他在她面前停住,半就这么蹲下身,视线与她那截流血的小腿齐平。
那股子冷冽的木质香混合着方才残留的雪茄味,瞬间把这间脂粉气的香清了场。
一只骨节分明的手伸了过来。指间夹着一方雪白的真丝方巾,右下角绣着一个极小的、暗红色的“c”。
“擦擦。”
她没接。
那双原本落在玻璃碎片上的眼,慢吞吞地挪到了他的脸上。
她就那么坐着,脊背挺得笔直,像是一株长在废墟里的寒兰,透着倔的清冷。
钟聿衡没收回手。
他盯着那道渗血的红痕,眼神沉了沉。
“岑念,别跟我闹脾气。”钟聿衡倾过身,呼吸几乎拂过她膝盖上的皮肤,“这钱是钟家出的,事是我让你理的。你替我脏了手,我总得替你收个尾。这规矩,你不是最清楚吗?”

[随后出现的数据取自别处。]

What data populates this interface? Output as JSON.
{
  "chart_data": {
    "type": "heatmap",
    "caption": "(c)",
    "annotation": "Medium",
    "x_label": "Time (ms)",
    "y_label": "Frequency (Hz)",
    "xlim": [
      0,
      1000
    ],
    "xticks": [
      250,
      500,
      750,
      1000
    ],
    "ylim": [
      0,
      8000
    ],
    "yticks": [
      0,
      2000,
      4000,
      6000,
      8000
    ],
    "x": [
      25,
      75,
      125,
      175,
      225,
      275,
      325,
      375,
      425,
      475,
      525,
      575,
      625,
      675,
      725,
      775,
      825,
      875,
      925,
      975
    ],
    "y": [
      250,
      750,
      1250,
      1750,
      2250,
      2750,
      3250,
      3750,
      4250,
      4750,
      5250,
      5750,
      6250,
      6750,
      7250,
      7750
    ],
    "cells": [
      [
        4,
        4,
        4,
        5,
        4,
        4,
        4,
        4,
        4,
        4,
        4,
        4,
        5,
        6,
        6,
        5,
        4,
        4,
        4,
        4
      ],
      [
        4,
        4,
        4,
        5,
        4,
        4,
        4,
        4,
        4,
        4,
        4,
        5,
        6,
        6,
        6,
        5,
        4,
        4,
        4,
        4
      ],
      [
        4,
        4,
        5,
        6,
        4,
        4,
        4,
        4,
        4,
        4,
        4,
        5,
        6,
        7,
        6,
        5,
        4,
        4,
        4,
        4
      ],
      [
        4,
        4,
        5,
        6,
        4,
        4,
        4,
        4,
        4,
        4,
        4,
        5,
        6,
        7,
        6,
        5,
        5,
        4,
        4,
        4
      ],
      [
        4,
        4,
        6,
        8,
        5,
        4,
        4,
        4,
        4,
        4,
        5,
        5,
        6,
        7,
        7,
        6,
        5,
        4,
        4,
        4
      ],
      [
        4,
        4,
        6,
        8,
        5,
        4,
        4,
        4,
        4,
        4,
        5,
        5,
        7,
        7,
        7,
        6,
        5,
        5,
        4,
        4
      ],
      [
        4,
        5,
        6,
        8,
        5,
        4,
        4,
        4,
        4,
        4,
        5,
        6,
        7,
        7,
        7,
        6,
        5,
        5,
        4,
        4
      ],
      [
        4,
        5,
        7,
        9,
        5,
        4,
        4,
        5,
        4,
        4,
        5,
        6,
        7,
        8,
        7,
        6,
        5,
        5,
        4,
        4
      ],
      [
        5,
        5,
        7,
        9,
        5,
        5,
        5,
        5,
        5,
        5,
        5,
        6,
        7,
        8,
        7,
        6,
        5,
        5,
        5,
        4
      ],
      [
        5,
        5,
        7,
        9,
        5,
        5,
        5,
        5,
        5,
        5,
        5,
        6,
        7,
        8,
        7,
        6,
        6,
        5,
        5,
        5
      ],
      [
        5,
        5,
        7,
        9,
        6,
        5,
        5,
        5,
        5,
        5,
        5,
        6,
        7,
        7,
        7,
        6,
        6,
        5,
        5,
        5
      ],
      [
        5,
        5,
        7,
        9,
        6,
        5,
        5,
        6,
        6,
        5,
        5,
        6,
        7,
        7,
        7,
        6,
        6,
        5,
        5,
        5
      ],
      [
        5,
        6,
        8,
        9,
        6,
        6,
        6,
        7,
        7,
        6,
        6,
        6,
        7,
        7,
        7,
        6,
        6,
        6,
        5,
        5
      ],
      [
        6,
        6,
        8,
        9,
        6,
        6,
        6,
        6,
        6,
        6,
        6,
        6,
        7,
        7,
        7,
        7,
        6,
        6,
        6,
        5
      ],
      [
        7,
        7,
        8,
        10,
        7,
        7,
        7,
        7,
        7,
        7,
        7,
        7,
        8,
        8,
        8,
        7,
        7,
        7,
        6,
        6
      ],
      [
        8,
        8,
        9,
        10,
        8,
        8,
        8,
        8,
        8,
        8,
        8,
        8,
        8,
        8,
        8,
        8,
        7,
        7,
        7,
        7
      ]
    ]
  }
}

他没等她拒绝,直接捉住了她的脚踝。就这么,不容置疑的按了下去。
疼的她倒吸了一口凉气。
那是被捕获的战栗。
“钟聿衡!!痛!痛!痛——!”
岑念手指猛地攥紧了丝绒沙发的扶手,那双原本清冷疏离的眼睛里,瞬间洇开了一层水汽,湿漉漉的,透着股子压不住的娇意。
那她是真的被疼狠了,连平日最生疏的钟生都不喊了直呼他大名。
那玻璃碴子其实划得深,又被钟聿衡用那一块生硬的方巾压下去,像是在还没结痂的旧伤上重重地碾了一记。
“钟聿衡……你他妈大爷……是不是男人啊,下手这么凶。”
岑念低低地抽了一口气,分不清在骂什么,尾音里藏着一丝自己都没察觉到的委屈。所有的克制,狠戾,都在这狭小的包厢里,在这男人半跪的阴影下,溃不成军。
钟聿衡的手指僵了一瞬。
她这声喊,比刚才那小明星砸杯子的声音还响,震得他心尖那块最硬的地方竟软了一寸。
他原本是想给她个教训,让她记着这圈子的冷,记着她和他成为地狱里双缠枝。
可瞧着她这副含了泪、红了眼的猫儿模样,竟生生转成了想把她含进嘴里的疼。
钟聿衡手上的力道终究是松了,方巾被他叠得齐整,极其缓慢地吸附着伤口渗出的血珠。
“现在知道疼了?再者,我是不是男性你有错误认知我可以无条件提供帮助。”
“我靠,你不脸。”
“再议。”
“你!”
岑念又气又疼,行,这方面她不赢过他。
钟聿衡察觉她的小心思,抬起头,视线在那层薄薄的水雾里搅了一圈。在此时透着沉溺的暗色
“忍忍?嗯?在陆佑堂抽烟的时候,不是挺能忍的?嗯?”他一边说着浑话,一边用指腹轻轻摩挲着那儿。粗糙的薄茧划过皮肉,让她带起一阵又疼又痒的麻。
她别过脸。
窗外漫过半岛酒店的暴雨越下越大,她的鼻尖酸得厉害。
“我就是…命贱。”她小声嘟囔了一句,带着点破罐子破摔的赌气。
可眼角的泪到底是没忍住,啪嗒一声,砸在了钟聿衡手上。是微温的。
两人不知谁先动了心思。
钟聿衡没去管那滴泪,反而自下而上地扣住了她的后脑勺,迫着她转过来看他。
“命贱不贱,我说了算。”
他凑得很近。
那一股子混合了苦调雪茄和冷木质的香气,把岑念整个人严严实实地扣在里头。
“念念,求我。”他的声音哑得厉害,喉间滚出的声音藏着失控,字字缱绻,“求我,我就带你回公寓,亲手给你上药。”
而她看着钟聿衡那双幽深的眼。
那双眼睛里头,除了雨雾和欲望,似乎还藏着一点点,让她想起来就觉得鼻酸的、快要死掉的旧时光。
此刻,这个坏坏的男人,眼里全是她。